Weckflessen
De kratten stonden achterin de auto. Ik had ze al een half jaar geleden aan iemand beloofd maar ik vergat het steeds. Vandaag was ik voorbereid.
Terwijl ik naar mijn ouders reed, dacht ik aan de weckflessen in de kelder en hoe ik al die jaren naar de kelder ging om een nieuwe pot te halen.
Ingemaakte kwetsen, augurken, uien, stoofpeertjes en een paar potten reine-claudes. Als mijn moeder het geluk had een emmer vol van iemand te krijgen.
Ohja en zuur natuurlijk. Dat waren in wybertjes gesneden komkommer met Colemans mosterdpoeder erbij. Voor bij het soepvlees op zondag.
Het was altijd een verrassing of het gelukt was dat wecken, pas als mijn moeder de pot openmaakte aan het aanrecht wist ze of de weckring goed vacuüm gezogen was en het fruit enigszins knapperig. De uitjes waren het moeilijkst, die waren vaak slof. Mijn favoriet waren de augurken, er gaat niets boven zelf ingemaakte augurken.
Ik vertelde aan mijn moeder dat ik iemand kende die aan de slag ging met fermenteren. ”Weet je wat dat is mam.” ”Ja gewoon, net als bij de zuurkool.” Tuurlijk wist mijn moeder dat.
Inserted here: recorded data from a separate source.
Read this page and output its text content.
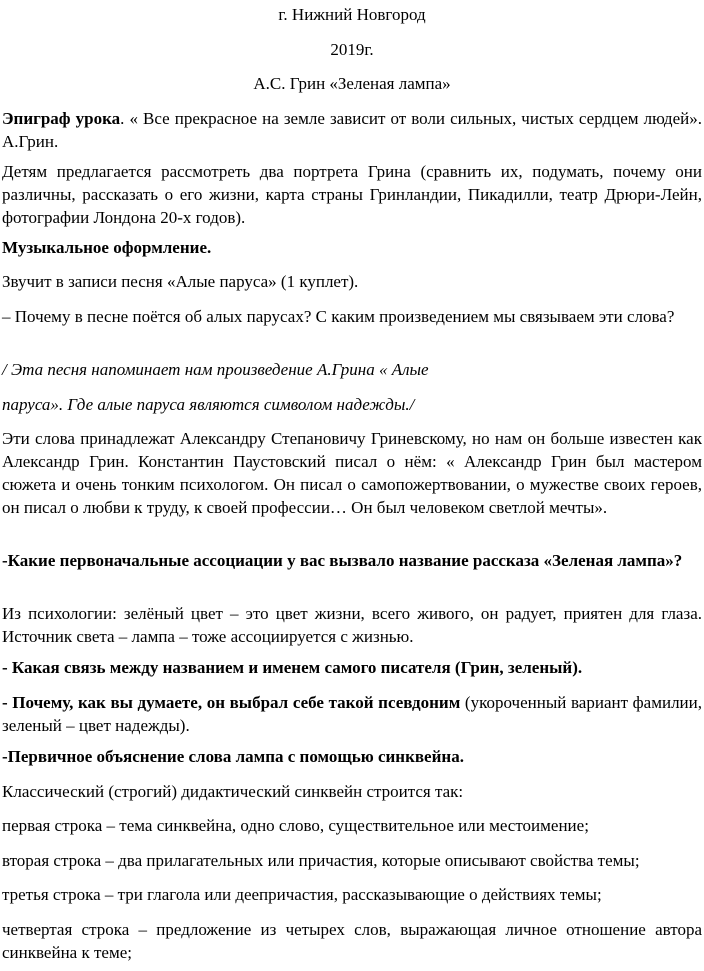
г. Нижний Новгород

2019г.

А.С. Грин «Зеленая лампа»

Эпиграф урока. « Все прекрасное на земле зависит от воли сильных, чистых сердцем людей». А.Грин.

Детям предлагается рассмотреть два портрета Грина (сравнить их, подумать, почему они различны, рассказать о его жизни, карта страны Гринландии, Пикадилли, театр Дрюри-Лейн, фотографии Лондона 20-х годов).

Музыкальное оформление.

Звучит в записи песня «Алые паруса» (1 куплет).

– Почему в песне поётся об алых парусах? С каким произведением мы связываем эти слова?

/ Эта песня напоминает нам произведение А.Грина « Алые

паруса». Где алые паруса являются символом надежды./

Эти слова принадлежат Александру Степановичу Гриневскому, но нам он больше известен как Александр Грин. Константин Паустовский писал о нём: « Александр Грин был мастером сюжета и очень тонким психологом. Он писал о самопожертвовании, о мужестве своих героев, он писал о любви к труду, к своей профессии… Он был человеком светлой мечты».

-Какие первоначальные ассоциации у вас вызвало название рассказа «Зеленая лампа»?

Из психологии: зелёный цвет – это цвет жизни, всего живого, он радует, приятен для глаза. Источник света – лампа – тоже ассоциируется с жизнью.

- Какая связь между названием и именем самого писателя (Грин, зеленый).

- Почему, как вы думаете, он выбрал себе такой псевдоним (укороченный вариант фамилии, зеленый – цвет надежды).

-Первичное объяснение слова лампа с помощью синквейна.

Классический (строгий) дидактический синквейн строится так:

первая строка – тема синквейна, одно слово, существительное или местоимение;

вторая строка – два прилагательных или причастия, которые описывают свойства темы;

третья строка – три глагола или деепричастия, рассказывающие о действиях темы;

четвертая строка – предложение из четырех слов, выражающая личное отношение автора синквейна к теме;
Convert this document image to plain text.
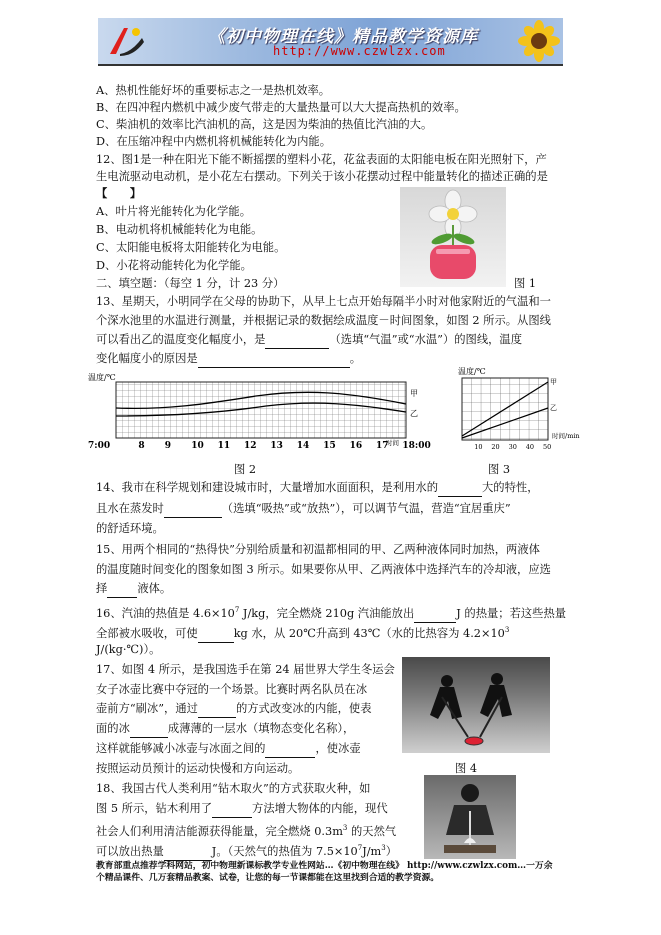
《初中物理在线》精品教学资源库
http://www.czwlzx.com
A、热机性能好坏的重要标志之一是热机效率。
B、在四冲程内燃机中减少废气带走的大量热量可以大大提高热机的效率。
C、柴油机的效率比汽油机的高，这是因为柴油的热值比汽油的大。
D、在压缩冲程中内燃机将机械能转化为内能。
12、图1是一种在阳光下能不断摇摆的塑料小花，花盆表面的太阳能电板在阳光照射下，产
生电流驱动电动机，是小花左右摆动。下列关于该小花摆动过程中能量转化的描述正确的是
【　　】
A、叶片将光能转化为化学能。
B、电动机将机械能转化为电能。
C、太阳能电板将太阳能转化为电能。
D、小花将动能转化为化学能。
二、填空题：（每空 1 分，计 23 分）	图 1
13、星期天，小明同学在父母的协助下，从早上七点开始每隔半小时对他家附近的气温和一
个深水池里的水温进行测量，并根据记录的数据绘成温度－时间图象，如图 2 所示。从图线
可以看出乙的温度变化幅度小，是	（选填“气温”或“水温”）的图线，温度
变化幅度小的原因是	。
温度/℃
甲
乙
时间
7:00	8 9 10 11 12 13 14 15 16 17 18:00
图 2
温度/℃
甲
乙
时间/min
10 20 30 40 50
图 3
14、我市在科学规划和建设城市时，大量增加水面面积，是利用水的	大的特性，
且水在蒸发时	（选填“吸热”或“放热”），可以调节气温，营造“宜居重庆”
的舒适环境。
15、用两个相同的“热得快”分别给质量和初温都相同的甲、乙两种液体同时加热，两液体
的温度随时间变化的图象如图 3 所示。如果要你从甲、乙两液体中选择汽车的冷却液，应选
择	液体。
16、汽油的热值是 $4.6\times 10^7$ J/kg，完全燃烧 210g 汽油能放出	J 的热量；若这些热量
全部被水吸收，可使	kg 水，从 20℃升高到 43℃（水的比热容为 $4.2\times 10^3$
J/(kg·℃)）。
17、如图 4 所示，是我国选手在第 24 届世界大学生冬运会
女子冰壶比赛中夺冠的一个场景。比赛时两名队员在冰
壶前方“刷冰”，通过	的方式改变冰的内能，使表
面的冰	成薄薄的一层水（填物态变化名称），
这样就能够减小冰壶与冰面之间的	，使冰壶
按照运动员预计的运动快慢和方向运动。	图 4
18、我国古代人类利用“钻木取火”的方式获取火种，如
图 5 所示，钻木利用了	方法增大物体的内能，现代
社会人们利用清洁能源获得能量，完全燃烧 $0.3m^3$ 的天然气
可以放出热量	J。（天然气的热值为 $7.5\times 10^7J/m^3$）
教育部重点推荐学科网站，初中物理新课标教学专业性网站…《初中物理在线》 http://www.czwlzx.com…一万余
个精品课件、几万套精品教案、试卷，让您的每一节课都能在这里找到合适的教学资源。
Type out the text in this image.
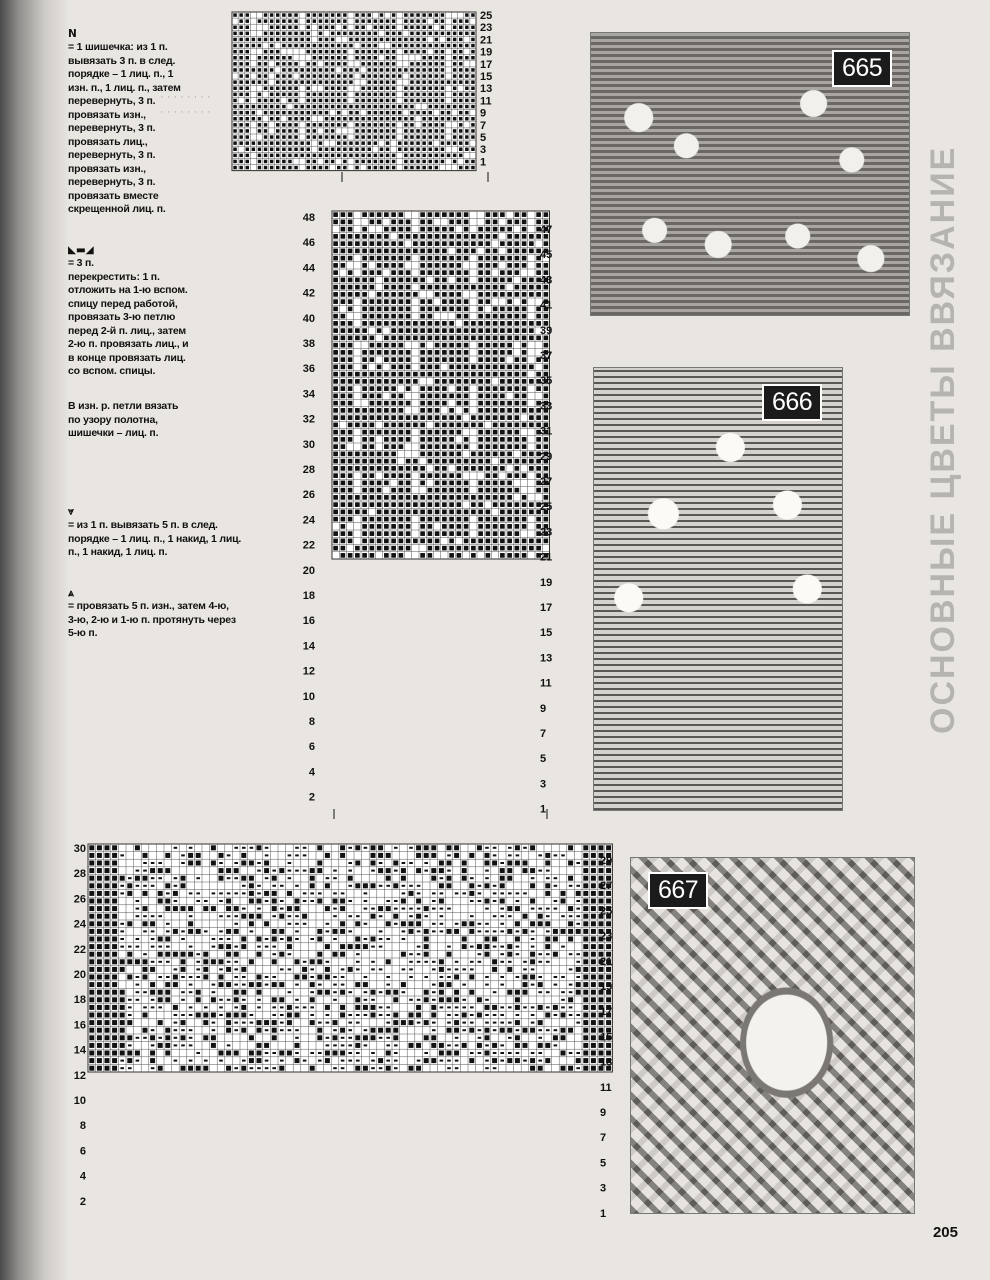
· · · · · · · ·
· · · · · · · ·

N
= 1 шишечка: из 1 п.
вывязать 3 п. в след.
порядке – 1 лиц. п., 1
изн. п., 1 лиц. п., затем
перевернуть, 3 п.
провязать изн.,
перевернуть, 3 п.
провязать лиц.,
перевернуть, 3 п.
провязать изн.,
перевернуть, 3 п.
провязать вместе
скрещенной лиц. п.

◣▬◢
= 3 п.
перекрестить: 1 п.
отложить на 1-ю вспом.
спицу перед работой,
провязать 3-ю петлю
перед 2-й п. лиц., затем
2-ю п. провязать лиц., и
в конце провязать лиц.
со вспом. спицы.

В изн. р. петли вязать
по узору полотна,
шишечки – лиц. п.

⩔
= из 1 п. вывязать 5 п. в след.
порядке – 1 лиц. п., 1 накид, 1 лиц.
п., 1 накид, 1 лиц. п.

⩓
= провязать 5 п. изн., затем 4-ю,
3-ю, 2-ю и 1-ю п. протянуть через
5-ю п.

25
23
21
19
17
15
13
11
9
7
5
3
1
48
46
44
42
40
38
36
34
32
30
28
26
24
22
20
18
16
14
12
10
8
6
4
2
47
45
43
41
39
37
35
33
31
29
27
25
23
21
19
17
15
13
11
9
7
5
3
1
30
28
26
24
22
20
18
16
14
12
10
8
6
4
2
29
27
25
23
21
19
17
15
13
11
9
7
5
3
1
665
666
667
ОСНОВНЫЕ ЦВЕТЫ ВВЯЗАНИЕ
205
Terwijl ik in de kelder de potten in de bekende blauwe kratjes stopte, voelde ik het voorbijgaan van deze tijd. De trekker is al lang uit de schuur, de kelder is een no-go door de lastige trap zonder leuning en de hooizolder is vooral voor de kat die nog dienstdoet om muizen te vangen.
In 100 jaar tijd van een geolied boerenbedrijf geëvolueerd tot een oud huis.
Mijn moeder riep, ‘theehee’, drie minuten extra gekookt in verband met een of andere melkzuurbacterie. Alsof die niet genoeg in deze boerderij rond is gegaan.